My friend the writer Paul Barnett – who mostly wrote as John Grant – died suddenly this week, at the age of 70. To some, his name may be unfamiliar. For me, there has scarcely been a time in my reading life when he wasn’t somewhere in the background.
I first came across Paul’s work in the early 1990s, in my high school library – there was a book on Viking myths, and one on ‘unsolved mysteries’. Already I could tell he had a way with words, and a sense of humour, that I liked.
I was into adventure gamebooks at that time, including Joe Dever’s Lone Wolf series. This led me to the Legends of Lone Wolf novelisations, which were co-credited to John Grant – the same John Grant I knew from those library books. Collecting the Legends of Lone Wolf was something of an adventure itself: just as I started reading them, they began to drop out of print. I alternated them with Discworld books, and loved both series.
I didn’t realise at the time how far the Legends went against the grain of much fantasy fiction. Paul believed that fantasy could go much further, be more subversive and transformative, than it often did and was. In the Legends of Lone Wolf, he was quietly working out his own vision of the genre. I wasn’t thinking about that – I just enjoyed the books – but my taste is still for fiction that pushes against the norm in some way, and I credit that in large part to reading Paul’s work.
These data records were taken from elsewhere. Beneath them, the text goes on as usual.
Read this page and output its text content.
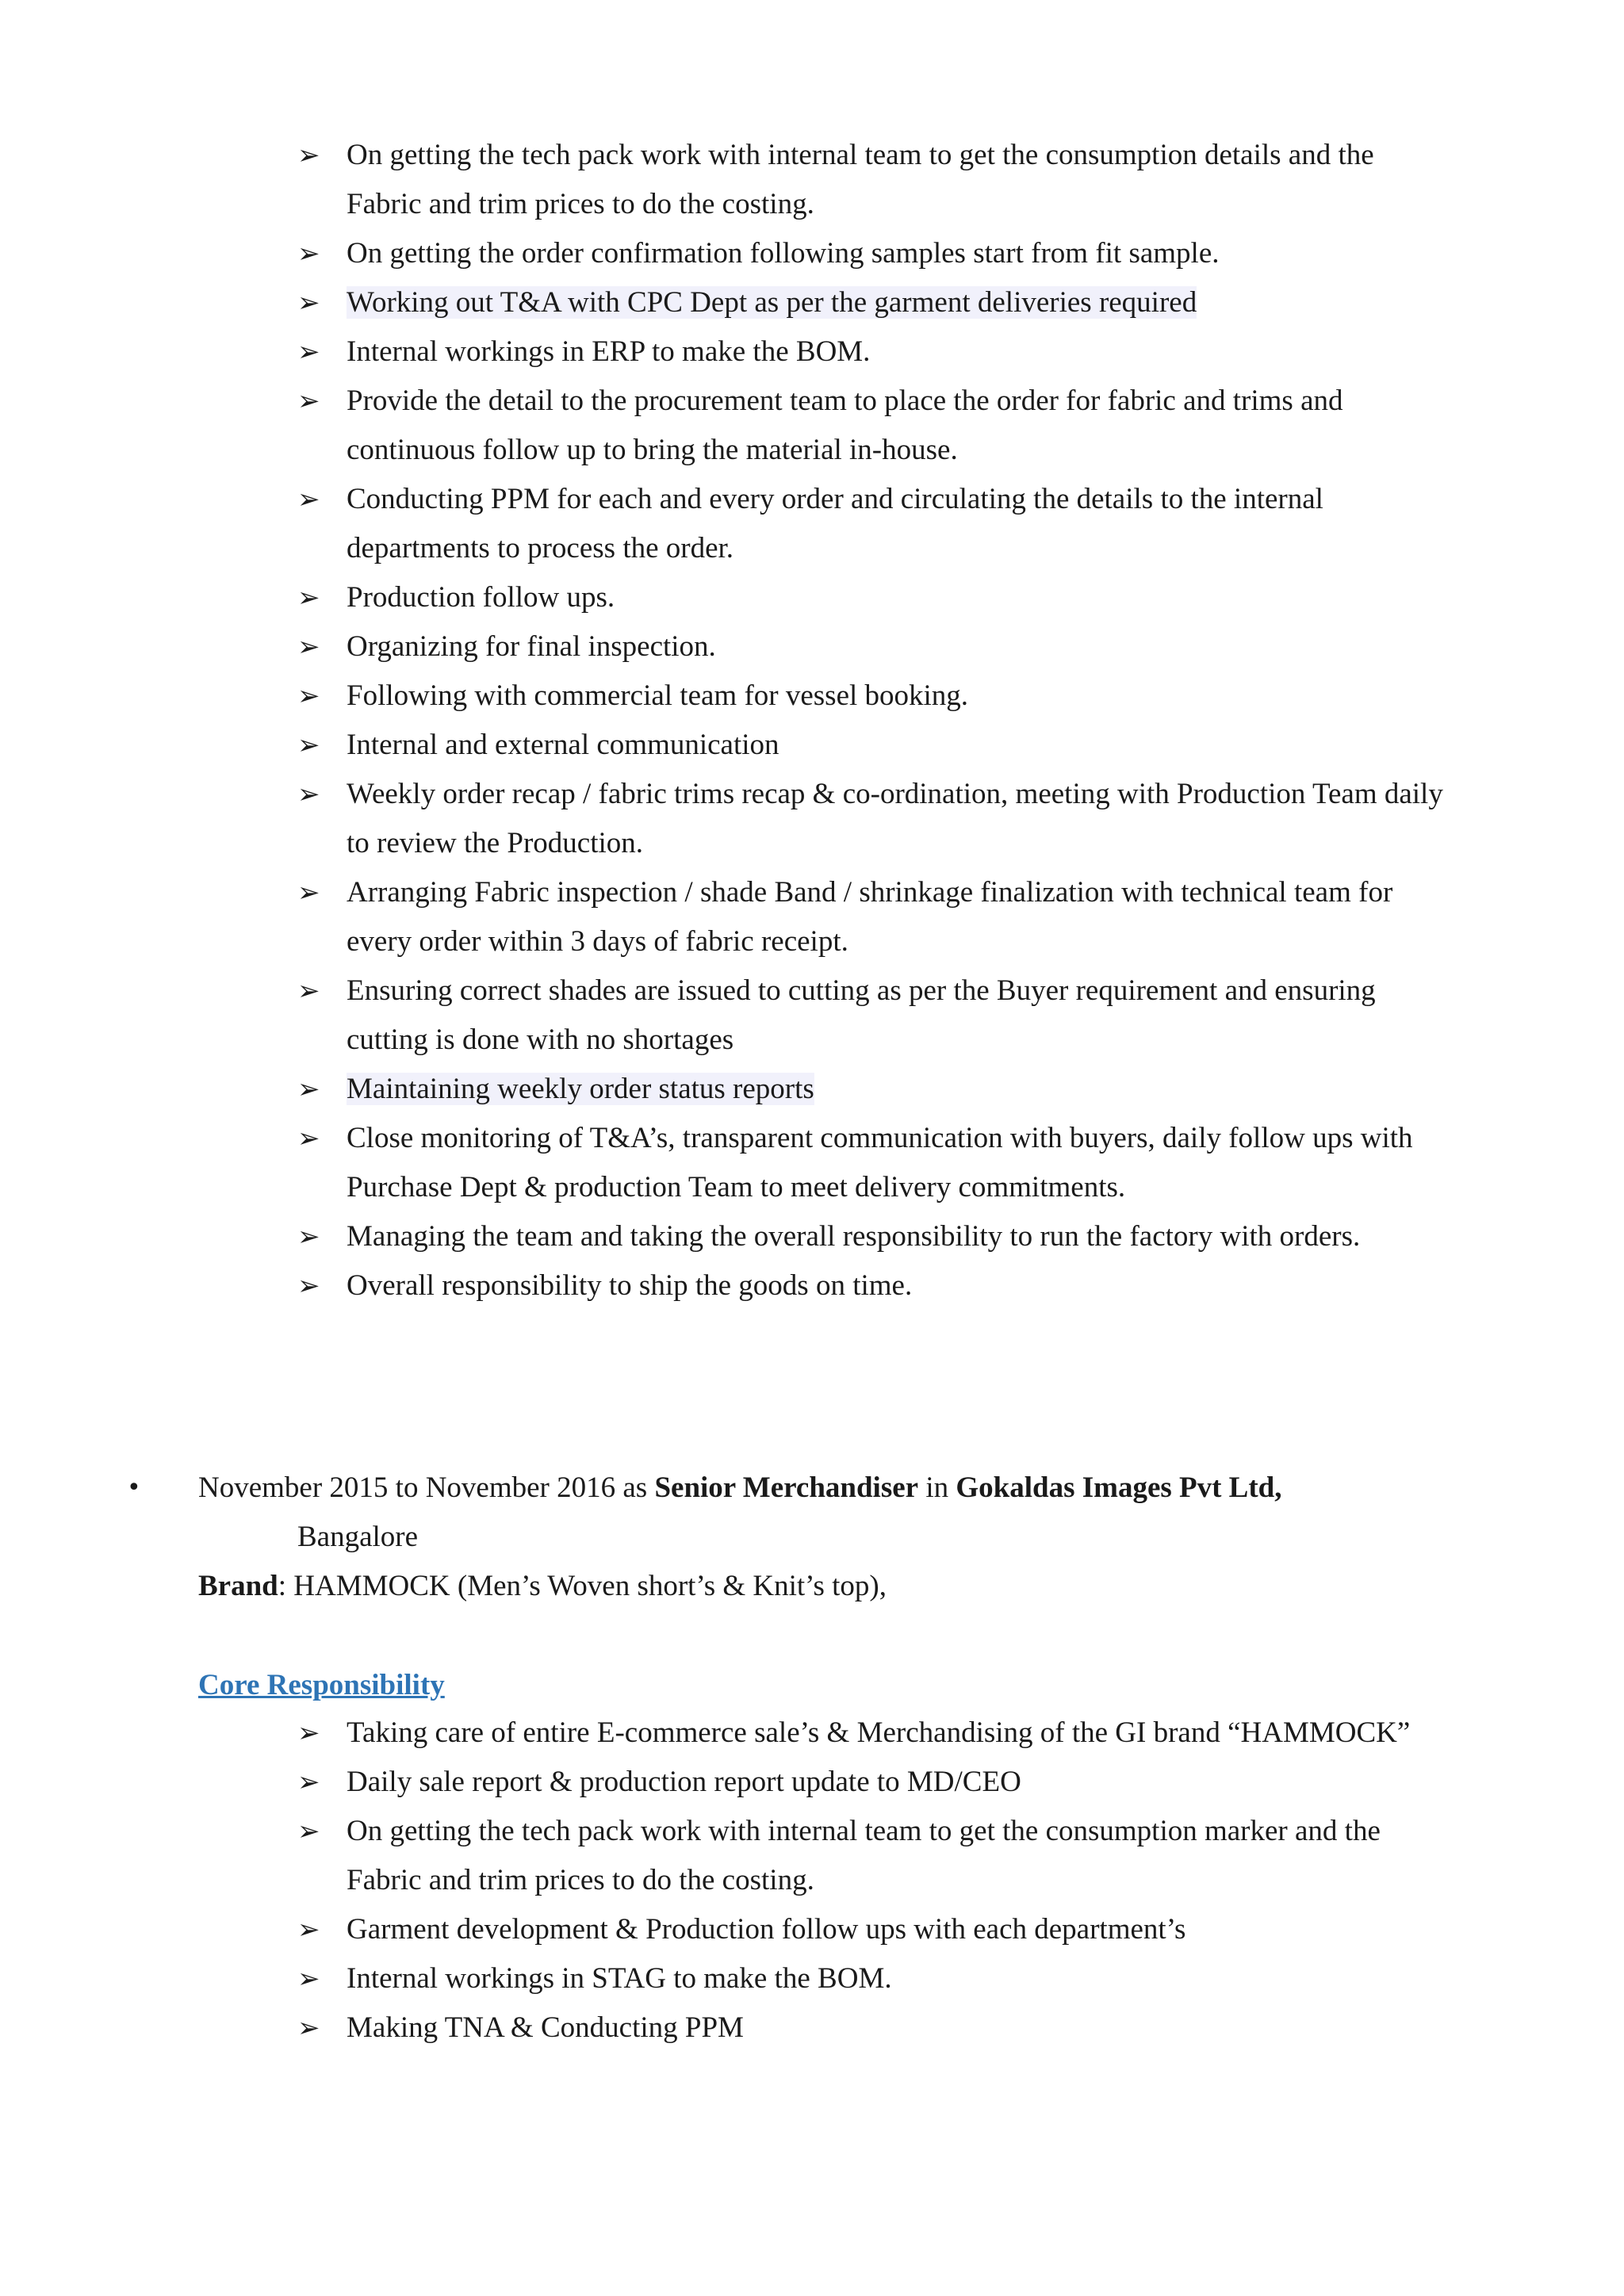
➢ On getting the tech pack work with internal team to get the consumption details and the Fabric and trim prices to do the costing.
➢ On getting the order confirmation following samples start from fit sample.
➢ Working out T&A with CPC Dept as per the garment deliveries required
➢ Internal workings in ERP to make the BOM.
➢ Provide the detail to the procurement team to place the order for fabric and trims and continuous follow up to bring the material in-house.
➢ Conducting PPM for each and every order and circulating the details to the internal departments to process the order.
➢ Production follow ups.
➢ Organizing for final inspection.
➢ Following with commercial team for vessel booking.
➢ Internal and external communication
➢ Weekly order recap / fabric trims recap & co-ordination, meeting with Production Team daily to review the Production.
➢ Arranging Fabric inspection / shade Band / shrinkage finalization with technical team for every order within 3 days of fabric receipt.
➢ Ensuring correct shades are issued to cutting as per the Buyer requirement and ensuring cutting is done with no shortages
➢ Maintaining weekly order status reports
➢ Close monitoring of T&A’s, transparent communication with buyers, daily follow ups with Purchase Dept & production Team to meet delivery commitments.
➢ Managing the team and taking the overall responsibility to run the factory with orders.
➢ Overall responsibility to ship the goods on time.
•	November 2015 to November 2016 as Senior Merchandiser in Gokaldas Images Pvt Ltd,
Bangalore
Brand: HAMMOCK (Men’s Woven short’s & Knit’s top),
Core Responsibility
➢ Taking care of entire E-commerce sale’s & Merchandising of the GI brand “HAMMOCK”
➢ Daily sale report & production report update to MD/CEO
➢ On getting the tech pack work with internal team to get the consumption marker and the Fabric and trim prices to do the costing.
➢ Garment development & Production follow ups with each department’s
➢ Internal workings in STAG to make the BOM.
➢ Making TNA & Conducting PPM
In Paul’s author biography in the Legends books, I began to see mention of The Encyclopedia of Fantasy, which he co-edited with John Clute. It was published in 1997, and I found a cheap copy a couple of years later. I spent hours browsing it, and much longer following up references. Of course Paul was far from the only person who contributed to this volume, but I could see that his view of fantasy ran through it – and this inspired me. It showed me a new way to read, which could also be a new way to think, and in turn a new way to see the world.
Paul’s email address was given in the Encyclopedia‘s introduction, and he became the first author I ever wrote to (it would have been in 2000, I think). We kept in touch, which I’m so glad about. In the early 2000s, Paul was reviewing books for the website Infinity Plus. I admired his style: rigorous and humorous in equal measure. When I began writing book reviews myself, Paul was one of my key influences.
Born in Aberdeen and later resident in Exeter, Paul had moved to the USA in 1999. Nevertheless, we met in a person a couple of times at SF/fantasy conventions. He was always friendly, funny and insightful.
As the years went by, we were in touch less often. But Paul remained an occasional commenter on this blog, and I enjoyed catching up with his thoughts on his reading over on Goodreads. When I was invited to contribute to Jonathan Gibbs’ A Personal Anthology newsletter, one of Paul’s stories was my first choice, because his work was so significant to me. I’ll take this opportunity to recommend his story ‘Wooden Horse‘ again.
It’s not unusual for books, music, TV and films to form part of the furniture of our lives. But a select few become more than that: they truly become part of who we are. Paul’s work was like that for me. I don’t know if I can put into words just what that means.
Thank you, old pal. Farewell. I’ll miss you, but I will always have your writing.